-{Click on the map to go to the map page, click on the flag to see a listing of relevant places.}-

What is Trumanverse?

Trumanverse is the fictitious map in which most of Hit Coffee takes place. The state lines are redrawn and the cities mentioned are placed within the map.

Why is Trumanverse?

The concept got started when I initially started blogging and was extremely paranoid about people discovering who I am. The peculiarities of my history made it such that I couldn’t just be vague and say “Somewhere in California” or whatever. So I had to come up with a pseudononymous state in addition to cities. I decided to do this over my past, as well, to further kick dirt over my path. How much good does it do? I’m not sure. But honestly, I’ve kind of had fun doing it. Even if I were to “unmask” myself, I’d probably keep doing it.

How is Trumanverse?

You cannot look at a map and say “Oh, Colosse is located right where Mobile is. It must be Mobile!”

Colosse is not Mobile. I chose Mobile because the layout was convenient for the layout of the city itself. Or cities, as Colosse could be a combination of two cities. Instead of being by the Gulf of Mexico, it could be by the Atlantic or the Mississippi River. The longer you read Hit Coffee, if you’re reading closely, the more you will be able to isolate it down to fewer than a handful of places. Most regular readers know where Colosse is by now. The same applies to the other locations. Some veils are thicker than others (I left little room for doubt about Cascadia).

The methodology is… let’s say that I am moving to Des Moines. I look at the things that make Des Moines what it is and work from there. It’s the largest city in a not-large state that is associated with ruralism. It’s the state capital, though I may use that or may just present it as the large city and I will refer to whatever pseudonym I come up with for Iowa City as the state capital. I also typically choose a “red herring” city or two. When giving background that is not essential to the city, I’ll take details from somewhere like Sioux Falls or Fargo. I similarly change details of the state (say, switching from there being one flagship university to instead a flagship and a landgrant, or vice-versa).

It’s all in good fun. If you’re a regular and you’re dying to know, chances are I will tell you.

Where is Trumanverse?

Or, put another way, when will I use Trumanverse and when will I use real states? Well, if I am talking about current events, I will talk about real states. If I am talking about my life, I will talk about Trumanverse. If I am talking about my impressions of a place, or the culture of a place independent of my experiences there, I will usually talk about real places, even if they are places I’ve talked about pseudonymically. So, for instance, “When I lived in Deseret…” vs. “Former Utah Governor John Huntsman” vs. “People in Utah tend to marry young” vs. “Back in Deseret, most people married before I did…” (None of this is to confirm or deny that Deseret is, in fact, Utah.)

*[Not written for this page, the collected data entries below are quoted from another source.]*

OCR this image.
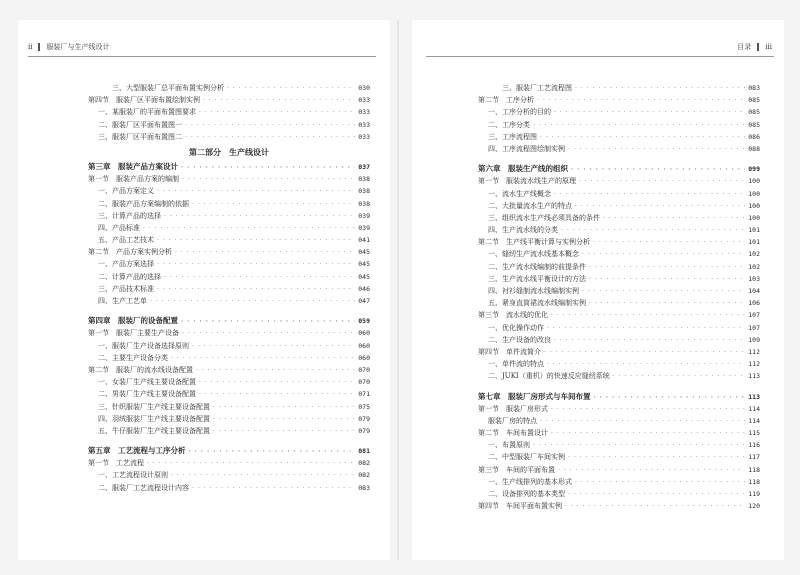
ii 服装厂与生产线设计
三、大型服装厂总平面布置实例分析 · · ·	030
第四节　服装厂区平面布置绘制实例 · · ·	033
一、某服装厂的平面布置图要求 · · ·	033
二、服装厂区平面布置图一 · · ·	033
三、服装厂区平面布置图二 · · ·	033
第二部分　生产线设计
第三章　服装产品方案设计 · · ·	037
第一节　服装产品方案的编制 · · ·	038
一、产品方案定义 · · ·	038
二、服装产品方案编制的依据 · · ·	038
三、计算产品的选择 · · ·	039
四、产品标准 · · ·	039
五、产品工艺技术 · · ·	041
第二节　产品方案实例分析 · · ·	045
一、产品方案选择 · · ·	045
二、计算产品的选择 · · ·	045
三、产品技术标准 · · ·	046
四、生产工艺单 · · ·	047
第四章　服装厂的设备配置 · · ·	059
第一节　服装厂主要生产设备 · · ·	060
一、服装厂生产设备选择原则 · · ·	060
二、主要生产设备分类 · · ·	060
第二节　服装厂的流水线设备配置 · · ·	070
一、女装厂生产线主要设备配置 · · ·	070
二、男装厂生产线主要设备配置 · · ·	071
三、针织服装厂生产线主要设备配置 · · ·	075
四、羽绒服装厂生产线主要设备配置 · · ·	079
五、牛仔服装厂生产线主要设备配置 · · ·	079
第五章　工艺流程与工序分析 · · ·	081
第一节　工艺流程 · · ·	082
一、工艺流程设计原则 · · ·	082
二、服装厂工艺流程设计内容 · · ·	083
目录 iii
三、服装厂工艺流程图 · · ·	083
第二节　工序分析 · · ·	085
一、工序分析的目的 · · ·	085
二、工序分类 · · ·	085
三、工序流程图 · · ·	086
四、工序流程图绘制实例 · · ·	088
第六章　服装生产线的组织 · · ·	099
第一节　服装流水线生产的原理 · · ·	100
一、流水生产线概念 · · ·	100
二、大批量流水生产的特点 · · ·	100
三、组织流水生产线必须具备的条件 · · ·	100
四、生产流水线的分类 · · ·	101
第二节　生产线平衡计算与实例分析 · · ·	101
一、缝纫生产流水线基本概念 · · ·	102
二、生产流水线编制的前提条件 · · ·	102
三、生产流水线平衡设计的方法 · · ·	103
四、衬衫缝制流水线编制实例 · · ·	104
五、紧身直筒裙流水线编制实例 · · ·	106
第三节　流水线的优化 · · ·	107
一、优化操作动作 · · ·	107
二、生产设备的改良 · · ·	109
第四节　单件流简介 · · ·	112
一、单件流的特点 · · ·	112
二、JUKI（重机）的快速反应缝纫系统 · · ·	113
第七章　服装厂房形式与车间布置 · · ·	113
第一节　服装厂房形式 · · ·	114
服装厂房的特点 · · ·	114
第二节　车间布置设计 · · ·	115
一、布置原则 · · ·	116
二、中型服装厂车间实例 · · ·	117
第三节　车间的平面布置 · · ·	118
一、生产线排列的基本形式 · · ·	118
二、设备排列的基本类型 · · ·	119
第四节　车间平面布置实例 · · ·	120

Should I refer to where I live under its Trumanverse moniker or its real one?

Up to you. I would probably go with the real one. If you want to know where I would place you in Trumanverse, email me and I’ll let you know. Just as Colosse isn’t Mobile, you can’t necessarily be able to look at a map and know. Though, honestly, if you think I am wrong, I’ll update my perceptions and maybe even my map accordingly.

Why does the map keep changing?

It’s become more involved as time had progressed. I originally made the first map just so that I would have a map. I decided at some point that I wanted to shift away from mostly-real states to almost entirely fictitious ones. Alaska and Hawaii are intact, California is there but under a different name in deference to my coblogger, Texas, Tennessee, and Florida have had their spellings alternated to be able to more easily distinguish between real states and their fictitious counterparts.

So I went back to the drawing board. Instead of simply renaming states, though, I started researching areas and decided that I wanted more geographically-based states rather than rectangular ones. So I started using mountains and rivers to split states up wherever I could. I also took much more care in naming the states. I became so fixated on it that I never actually finished the second map. States went unnamed. When going back to complete my work for the 2.1 map, I decided to change some of the other state names and modify a few borders.

The map is subject to change in the future if I relocate to a new place and find that the map doesn’t adequately compensate for it. Or, alternately, I may want to switch the western states over using the John Wesley Powell watershed map. With a newborn in tow, however, I don’t know if I’ll find the time.

Where is Deltona and why does its name keep changing?

Deltona is a “state” in the south though I will be upfront in saying that what I describe as Deltona is not strictly a single state. It’s a part of a state (like the Florida panhandle, or western Tennessee) or parts from multiple states (Coastal Carolina). The important factor is that it’s a place that has a fair amount of cultural cross-pollination and strong economic ties.

Deltona started out as Dixona. That was changed due to a bogus copyright complaint. Having to change it quickly, I went with Delosa even though the name didn’t mean anything of significance. Afterwards, I came up with Deltona. I decided to use the opportunity of the third map to change the name.